Tomatillo-Pepita Gazpacho
A refreshing Mexican-inspired cold soup featuring charred tomatillos, pepitas, and fresh vegetables. This vibrant gazpacho combines the tangy flavors of tomatillos with the richness of pepitas and avocado.
Ingredients
- •½ cup pepitas
- •2 pounds tomatillos
- •1 whole poblano chile
- •1 clove garlic
- •1 cup vegetable broth
- •⅓ cup green onion
- •¼ cup cilantro
- •¼ cup olive oil
- •1 whole cucumber
- •1 whole avocado
- •12 ounces cherry tomatoes
- •cherry tomatoes
Cooking Instructions
- 1.
Prepare barbecue (medium-high heat). Finely grind pepitas in processor; leave in processor. Grill tomatillos and poblano chile until tomatillos are slightly charred and soft and chile is charred all over, turning occasionally, 12 to 15 minutes. Add tomatillos to processor.
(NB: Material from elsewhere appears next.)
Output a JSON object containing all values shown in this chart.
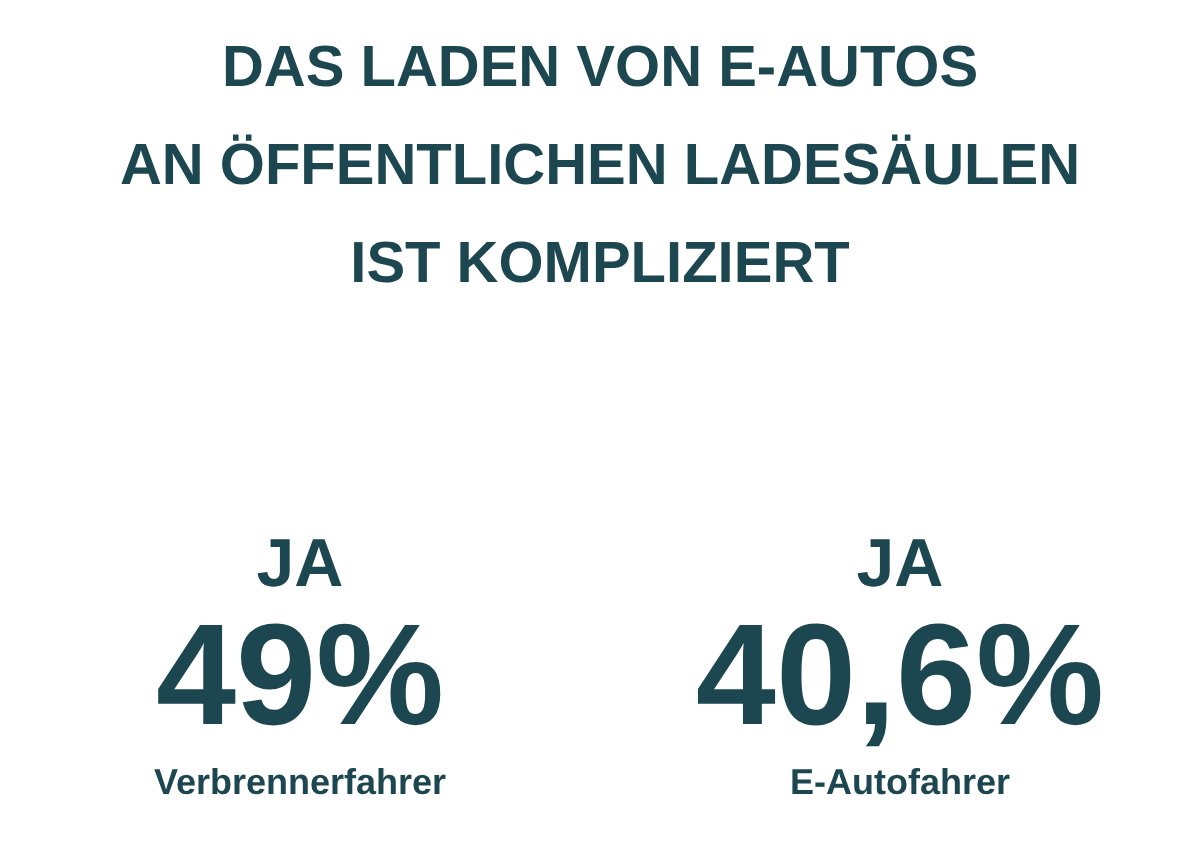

Peel, seed, and coarsely chop chile; add to processor. Add garlic; process soup to coarse puree. Transfer to large bowl. Stir in vegetable broth. Season soup with salt and pepper. Cover; chill until cold, about 3 hours.
195 min
- 2.
Mix in green onion and all remaining ingredients. Divide soup among bowls.